During this renewal of Mid-Atlantic wine, local winemaker Mario Patone has been quietly bringing his dream to fruition, the dream of making kick-ass wine from locally-sourced grapes. I’ve been a fan of Mario’s wine since I discovered him selling it out of his garage during my first Barrels on the Brandywine in 2011. Since then, Mario has been working hard and jumping seemingly endless hurdles with the local township to build his winery. It’s been an uphill battle to resolve issues from zoning to parking and everything in between. No expense has been spared for this beautiful facility which Mario hopes to open this year. He wants it how he wants it, period. I have a lot of respect for a man of his conviction, who is willing to follow his passion without compromise, expense be damned.

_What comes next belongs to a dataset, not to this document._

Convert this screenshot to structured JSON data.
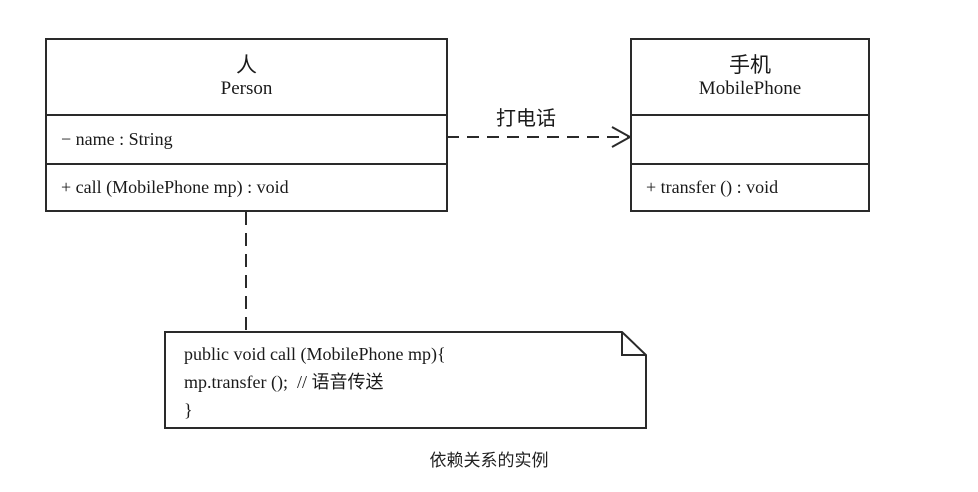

The wine production and tasting facility is coming together nicely. I recently spent a few Saturday hours chatting with Mr. Patone and I have to say that his enthusiasm is contagious. He recently installed a massive fireplace in the tasting area, which was roaring on this chilly late February afternoon. His residence sits on top of the newly-constructed winery, which resembles an Italian villa. This is not unintentional, given his roots in Italy. He shared his plans with me for private dinners in the facility, a wine library to showcase his early vintages and expanding his offerings to lesser known grape varieties. He spoke animatedly about the ups and downs of getting the business where he wants it.
Mario Patone’s family hails from Abruzzo, which helped stoke his fire for winemaking. My favorite offering in his 2011 vintage lineup is his powerful Cabernet Sauvignon. Well balanced with a strong finish, this wine has plenty of presence. The Merlot has more finesse, a substantial wine in it’s own right. The 2011 dry Rosato is a treasure, which pairs well with a hot July day if well chilled. The Fiore Bianchi is a blend of Viognier and Chardonnay, with a touch of Traminette. For Thanksgiving 2014, Mario released a Beaujolais Nouveau which was extremely good, as I’m normally not a fan. It’s light bodied but complex enough to hold it’s own against any other Nouveau out there. When the stars align and Patone Cellars is set to launch, it will be a huge boon to the Brandywine Valley.
“Presently, Patone Cellars is in pursuit of making the highest quality of wine by merging modern techniques with traditional European methods. The wines of Patone Cellars have been hand crafted in our boutique winery with a delicate balance between science and nature to ensure quality and taste.”
— Patone Cellars
— Landenberg, Pennsylvania
Remember that you heard Mario’s name right here and tell him that I sent you. I dare you to be disappointed.